3-  Engagement et avenir

 L’engagement nécessite de recueillir l’expérience du passé et de peser les conséquences de ses choix pour l’avenir. C’est ce qui écarte l’infantilisme. Il ne faut toutefois pas retarder systématiquement le moment de l’engagement et prendre le risque d’avancer pour y voir plus clair dans ses choix. L’aspect définitif de certains engagements (le mariage, le sacerdoce et la vie consacrée) peut être comparé à l’entrée en terre promise, entrée accomplie grâce à la fidélité de Dieu. A l’aube de l’entrée en Terre promise, nous voyons donc qu’une génération doit mourir dans le désert (Moïse) et qu’une autre doit naître et apparaître pour entrer (Josué). Selon une lecture paulinienne de l’œuvre de Dieu, on peut y voir le dessein de Dieu qui permet au vieil homme de mourir (l’homme marqué par le péché) pour que l’homme nouveau vive (l’homme sanctifié par la parole). L’orgueil doit disparaître pour laisser la place à l’humilité, à l’homme véritable. L’expérience de nos fragilités traversées fonde ainsi la solidité de nos engagements. Notre avenir est ainsi moins construit sur nos réussites et nos victoires que sur les fruits d’humilité de nos épreuves et de nos fragilités reconnues. L’homme fort qui habite la terre promise ne sera pas l’arrogant appuyé sur ses victoires mais le pauvre qui sait qu’il ne peut rien accomplir sans Celui qui le crée, le conduit, le relève et le mène à sa plénitude. L’avenir de l’homme apparaît ainsi dans la foi en la présence de Dieu dont je peux percevoir, par la mémoire, le travail fidèle dans mon histoire. Il bien est là, à l’œuvre, sans qu’on ne le sache toujours !

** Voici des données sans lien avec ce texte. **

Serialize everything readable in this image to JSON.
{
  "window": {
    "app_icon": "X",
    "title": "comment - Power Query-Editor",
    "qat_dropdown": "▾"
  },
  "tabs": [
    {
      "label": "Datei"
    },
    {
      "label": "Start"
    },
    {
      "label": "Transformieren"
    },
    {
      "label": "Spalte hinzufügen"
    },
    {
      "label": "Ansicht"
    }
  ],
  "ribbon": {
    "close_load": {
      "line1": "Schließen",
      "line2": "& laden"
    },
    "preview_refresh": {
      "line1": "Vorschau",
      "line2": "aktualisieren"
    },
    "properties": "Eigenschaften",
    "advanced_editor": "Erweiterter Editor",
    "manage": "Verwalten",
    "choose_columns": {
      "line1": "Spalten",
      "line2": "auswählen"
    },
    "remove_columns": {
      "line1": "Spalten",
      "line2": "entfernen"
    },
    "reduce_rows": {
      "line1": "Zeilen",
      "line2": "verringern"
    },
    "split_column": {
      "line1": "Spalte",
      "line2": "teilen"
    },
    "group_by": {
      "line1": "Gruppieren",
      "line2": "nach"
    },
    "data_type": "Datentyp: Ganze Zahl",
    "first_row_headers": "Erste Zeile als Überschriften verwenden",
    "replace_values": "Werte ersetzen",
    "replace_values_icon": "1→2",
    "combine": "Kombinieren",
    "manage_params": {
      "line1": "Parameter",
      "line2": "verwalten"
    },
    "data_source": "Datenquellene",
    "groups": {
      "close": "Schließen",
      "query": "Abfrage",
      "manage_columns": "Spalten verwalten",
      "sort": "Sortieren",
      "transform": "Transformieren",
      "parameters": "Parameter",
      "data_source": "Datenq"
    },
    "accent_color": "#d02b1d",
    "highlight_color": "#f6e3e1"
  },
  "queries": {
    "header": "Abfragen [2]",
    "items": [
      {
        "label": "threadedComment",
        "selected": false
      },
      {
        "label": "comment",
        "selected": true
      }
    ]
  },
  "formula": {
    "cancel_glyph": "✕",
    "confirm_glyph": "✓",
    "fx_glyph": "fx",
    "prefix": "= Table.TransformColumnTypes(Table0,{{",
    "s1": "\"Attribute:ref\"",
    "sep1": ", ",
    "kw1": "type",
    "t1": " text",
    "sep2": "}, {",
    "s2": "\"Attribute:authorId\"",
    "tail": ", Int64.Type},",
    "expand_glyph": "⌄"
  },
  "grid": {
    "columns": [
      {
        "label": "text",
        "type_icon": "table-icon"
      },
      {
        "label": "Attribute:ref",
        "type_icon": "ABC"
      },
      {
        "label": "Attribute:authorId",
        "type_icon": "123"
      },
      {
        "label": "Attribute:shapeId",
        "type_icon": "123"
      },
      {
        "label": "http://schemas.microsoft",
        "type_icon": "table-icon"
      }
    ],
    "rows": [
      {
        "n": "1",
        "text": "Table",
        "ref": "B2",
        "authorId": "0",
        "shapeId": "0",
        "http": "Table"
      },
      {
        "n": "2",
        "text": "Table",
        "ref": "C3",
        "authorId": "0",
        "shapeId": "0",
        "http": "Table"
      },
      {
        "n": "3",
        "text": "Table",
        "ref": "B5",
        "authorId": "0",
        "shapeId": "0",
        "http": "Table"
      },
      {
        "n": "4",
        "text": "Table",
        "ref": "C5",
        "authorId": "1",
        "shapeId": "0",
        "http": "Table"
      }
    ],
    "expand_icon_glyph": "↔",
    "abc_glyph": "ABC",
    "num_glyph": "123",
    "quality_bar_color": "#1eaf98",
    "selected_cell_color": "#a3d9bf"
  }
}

[1] Ainsi, sa prière : « La vie est une chance, saisis-la. La vie est beauté, admire-la. La vie est béatitude, savoure-la. La vie est un rêve, fais en une réalité. La vie est un défi, fais lui face. La vie est un devoir, accomplis-le. La vie est un jeu, joue-le. La vie est précieuse, prends en soin. La vie est une richesse, conserve-la. La vie est amour, jouis-en. La vie est mystère, perce-le. La vie est promesse, remplis-la. La vie est tristesse, surmonte-la. La vie est un hymne, chante-le. La vie est un combat, accepte-le. La vie est une tragédie, prends-la à bras le corps. La vie est une aventure, ose-la. La vie est bonheur, mérite-le. La vie est la vie, défends-la ».